After a public pressure campaign that has now spanned years, drug maker Eli Lilly announced that they would be capping the price of insulin at just $35 per month – a major win for consumers, even if it is just a PR stunt by the company. Mike Papantonio & Farron Cousins discuss more.
*This transcript was generated by a third-party transcription software company, so please excuse any typos.
Mike Papantonio: Can you believe it? After a public pressure campaign that’s now spanned years, Eli Lilly has announced that they’re gonna cap the price of insulin to just $35 a month. A major win for consumers. Not hardly. This is the worst PR scam I’ve ever seen. Let me begin with saying this. It costs $7 a vial, $7 a vial to create this insulin. Right? Now, they were trying to sell it for, the numbers are staggering, 200, almost $250 per vial. Pick it up from there.
Farron Cousins: Yeah. This is 100% a PR stunt. It is not even really a win for consumers because technically they didn’t change their policy. It was always $35 per month. The way they figure this out is they do these incentives and the rebates when you go through insurance. So even though you see the sticker shock of, you know, $200 for the regular Eli Lilly insulin, you were not paying that. What you’re paying for, of course, are the more expensive additives, because sometimes the insurance won’t cover the original one. So this is all a big smoke and mirrors type thing. Eli Lilly always had this policy. They’re just trying to get the public, they’re trying to get Bernie Sanders off their back, is what this is.
Mike Papantonio: Okay. Let’s talk about, let’s talk about insulin just a little bit. This is a product that has been around for almost a century. Okay. The people who developed the product gave it to a university in Toronto and said, just use it. It’s not ours. It’s free. You take it, you help people with it. The truth is, then you had Eli Lilly, Sanofi, Nordisk, all of these awful people that run the pharmaceutical money making process says, hey, well, we’re gonna buy it and we’re gonna, we’re gonna make it so expensive that at some point people are having to cut down on the amount of use. They’re actually cutting their use in half just so they can make it. Bernie Sanders comes out, he says, uh-uh, you got some splaining to do. Soon as they do that, they come in here with their lies. Their lies are this, oh, we, this is expensive because of R and D. We’ve had research and development. There’s been zero research and development. It’s been around for a century. There’s no, there’s been no, there’s been no scientific advancements at all. It’s the same product that that character gave away almost a century ago. And now all they’re doing is raping American consumers who are sick with diabetes and we’re not doing a thing about it.
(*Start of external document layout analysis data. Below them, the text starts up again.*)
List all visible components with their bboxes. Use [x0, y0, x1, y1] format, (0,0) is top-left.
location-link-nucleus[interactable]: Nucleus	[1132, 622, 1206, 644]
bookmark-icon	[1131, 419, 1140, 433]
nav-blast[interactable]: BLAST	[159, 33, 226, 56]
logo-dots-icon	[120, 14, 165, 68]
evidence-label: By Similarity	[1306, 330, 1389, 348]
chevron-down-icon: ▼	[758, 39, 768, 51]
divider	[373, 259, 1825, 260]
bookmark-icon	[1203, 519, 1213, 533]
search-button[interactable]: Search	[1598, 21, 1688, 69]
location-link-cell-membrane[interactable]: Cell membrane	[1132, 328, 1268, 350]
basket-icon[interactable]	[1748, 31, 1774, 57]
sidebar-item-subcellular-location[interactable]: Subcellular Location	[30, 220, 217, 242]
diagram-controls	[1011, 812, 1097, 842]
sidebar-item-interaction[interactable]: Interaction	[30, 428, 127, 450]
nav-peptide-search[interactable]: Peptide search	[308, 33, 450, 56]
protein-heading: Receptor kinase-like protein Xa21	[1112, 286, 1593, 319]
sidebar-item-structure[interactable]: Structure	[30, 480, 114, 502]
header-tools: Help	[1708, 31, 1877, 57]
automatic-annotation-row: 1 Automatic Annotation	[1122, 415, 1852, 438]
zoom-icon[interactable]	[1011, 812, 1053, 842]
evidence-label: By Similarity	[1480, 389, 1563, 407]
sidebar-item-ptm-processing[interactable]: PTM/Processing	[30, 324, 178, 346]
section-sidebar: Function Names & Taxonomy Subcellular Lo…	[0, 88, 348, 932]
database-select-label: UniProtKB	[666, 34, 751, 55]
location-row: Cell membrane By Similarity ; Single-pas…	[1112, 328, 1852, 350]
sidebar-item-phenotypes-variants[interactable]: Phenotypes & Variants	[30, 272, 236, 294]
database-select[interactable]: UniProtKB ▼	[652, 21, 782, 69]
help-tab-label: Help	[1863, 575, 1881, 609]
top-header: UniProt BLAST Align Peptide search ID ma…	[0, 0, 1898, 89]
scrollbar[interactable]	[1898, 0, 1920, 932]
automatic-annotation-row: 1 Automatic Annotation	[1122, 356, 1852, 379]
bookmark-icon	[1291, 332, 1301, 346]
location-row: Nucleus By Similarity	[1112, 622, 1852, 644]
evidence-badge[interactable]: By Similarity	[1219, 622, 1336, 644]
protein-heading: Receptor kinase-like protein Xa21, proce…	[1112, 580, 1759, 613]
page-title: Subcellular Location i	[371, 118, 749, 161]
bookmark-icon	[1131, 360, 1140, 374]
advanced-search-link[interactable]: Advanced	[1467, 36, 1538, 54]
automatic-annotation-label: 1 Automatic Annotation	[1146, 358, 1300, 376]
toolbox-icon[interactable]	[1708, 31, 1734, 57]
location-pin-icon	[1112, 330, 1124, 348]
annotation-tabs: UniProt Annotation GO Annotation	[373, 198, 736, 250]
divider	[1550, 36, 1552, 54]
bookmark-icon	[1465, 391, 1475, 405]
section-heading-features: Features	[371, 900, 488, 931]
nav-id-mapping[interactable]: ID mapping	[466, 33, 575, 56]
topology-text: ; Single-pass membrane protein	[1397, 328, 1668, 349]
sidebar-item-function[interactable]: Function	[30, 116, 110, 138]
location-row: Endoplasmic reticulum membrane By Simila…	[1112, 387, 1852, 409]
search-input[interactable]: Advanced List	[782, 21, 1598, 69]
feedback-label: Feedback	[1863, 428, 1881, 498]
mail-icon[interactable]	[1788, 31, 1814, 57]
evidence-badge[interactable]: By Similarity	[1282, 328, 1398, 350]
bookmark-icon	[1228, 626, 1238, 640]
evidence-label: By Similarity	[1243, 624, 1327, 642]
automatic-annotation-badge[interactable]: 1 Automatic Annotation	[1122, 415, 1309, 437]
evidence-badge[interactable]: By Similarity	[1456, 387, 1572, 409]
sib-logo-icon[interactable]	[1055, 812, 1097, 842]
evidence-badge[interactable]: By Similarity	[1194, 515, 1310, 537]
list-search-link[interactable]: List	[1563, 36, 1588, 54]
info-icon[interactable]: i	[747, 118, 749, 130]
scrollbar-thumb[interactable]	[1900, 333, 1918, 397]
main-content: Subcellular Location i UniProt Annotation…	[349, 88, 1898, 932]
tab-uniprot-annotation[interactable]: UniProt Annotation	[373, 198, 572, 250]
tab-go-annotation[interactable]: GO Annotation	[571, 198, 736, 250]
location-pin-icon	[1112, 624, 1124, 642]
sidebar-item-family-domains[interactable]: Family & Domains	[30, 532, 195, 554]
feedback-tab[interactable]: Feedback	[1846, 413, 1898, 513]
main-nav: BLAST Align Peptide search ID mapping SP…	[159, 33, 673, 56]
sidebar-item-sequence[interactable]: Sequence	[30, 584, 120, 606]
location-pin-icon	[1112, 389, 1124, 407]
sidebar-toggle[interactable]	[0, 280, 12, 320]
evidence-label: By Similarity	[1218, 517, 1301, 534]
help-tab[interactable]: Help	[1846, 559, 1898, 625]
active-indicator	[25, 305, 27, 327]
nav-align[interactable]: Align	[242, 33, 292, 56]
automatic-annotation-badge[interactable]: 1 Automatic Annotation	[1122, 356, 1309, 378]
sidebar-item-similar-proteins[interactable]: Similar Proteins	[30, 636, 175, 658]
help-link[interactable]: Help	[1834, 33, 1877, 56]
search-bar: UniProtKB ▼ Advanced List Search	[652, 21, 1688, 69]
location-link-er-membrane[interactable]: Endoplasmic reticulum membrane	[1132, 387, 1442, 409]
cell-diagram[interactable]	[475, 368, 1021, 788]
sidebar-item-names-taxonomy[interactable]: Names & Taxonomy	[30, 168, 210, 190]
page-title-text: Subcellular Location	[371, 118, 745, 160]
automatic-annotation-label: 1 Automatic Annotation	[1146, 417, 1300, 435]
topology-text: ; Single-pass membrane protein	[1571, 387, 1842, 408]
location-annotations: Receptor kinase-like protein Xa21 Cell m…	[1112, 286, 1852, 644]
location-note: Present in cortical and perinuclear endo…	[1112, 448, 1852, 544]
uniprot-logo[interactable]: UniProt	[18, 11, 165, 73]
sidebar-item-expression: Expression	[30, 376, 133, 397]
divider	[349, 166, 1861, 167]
Farron Cousins: Yeah. And this is kinda like the Moderna story we talked about a couple weeks ago. Bernie Sanders threatens the CEO to explain why you’re jacking up the price of the COVID vaccine. Then finally Moderna’s like, okay, we’re not gonna do it. Bernie Sanders puts all this pressure. I mean, back in his 2020 campaign, he traveled across the border to Canada with a group of diabetics to witness them firsthand having to buy insulin in bulk in Canada because they couldn’t afford it here in the US. So he has been at the forefront of this for many, many years. He put the pressure on them. And he’s smart enough to know this is smoke and mirrors. So I don’t think he’s done either.
Mike Papantonio: Okay. They’ve been sued and here’s what the suit says, that they’re saying, Mr. and Ms. Lilly, you met with the other manufacturers. You talked about and discussed what they were charging. You came up with a price fixing scheme. You sold that price fixing scheme to government. You did it in a way that you increased the cost of your product from $25 to $275 over this period of, this period of time. It’s price fixing, it’s antitrust. They’re gonna get sued. And you know what? I’m gonna have the opportunity to take the depositions. Interesting. Just happens to be, I will be taking those depositions and I promise they will be a blood bath because there’s no defense to what these folks are doing. And the very fact that they’re making this look like, like some, like they really care about us. That they’re trying to really give us a break is nonsense.
Farron Cousins: Right. And as you pointed out, it only costs $7 to make a vial of insulin. They would turn a huge profit if they turned around and sold it for $9, is what the reports tell us.
Mike Papantonio: Right. Well, that was how it started out.
Farron Cousins: Yeah.
Mike Papantonio: Started out, well, we’re gonna charge a reasonable amount because people will die, you know, they’ll die without their insulin. And people are having to use half amounts, just cut their amount in half, which is extremely dangerous.
Farron Cousins: I mean, we’re talking about what, 7 million people in this country that are on insulin daily?
Mike Papantonio: Yes, yes.
Farron Cousins:: If they only paid a $2 markup on these vials, you’re talking about $14 million for every vial these people made make.
Mike Papantonio: Pigs.
Farron Cousins: It is, yeah.
Mike Papantonio: Pigs at the trough. That’s what’s working here.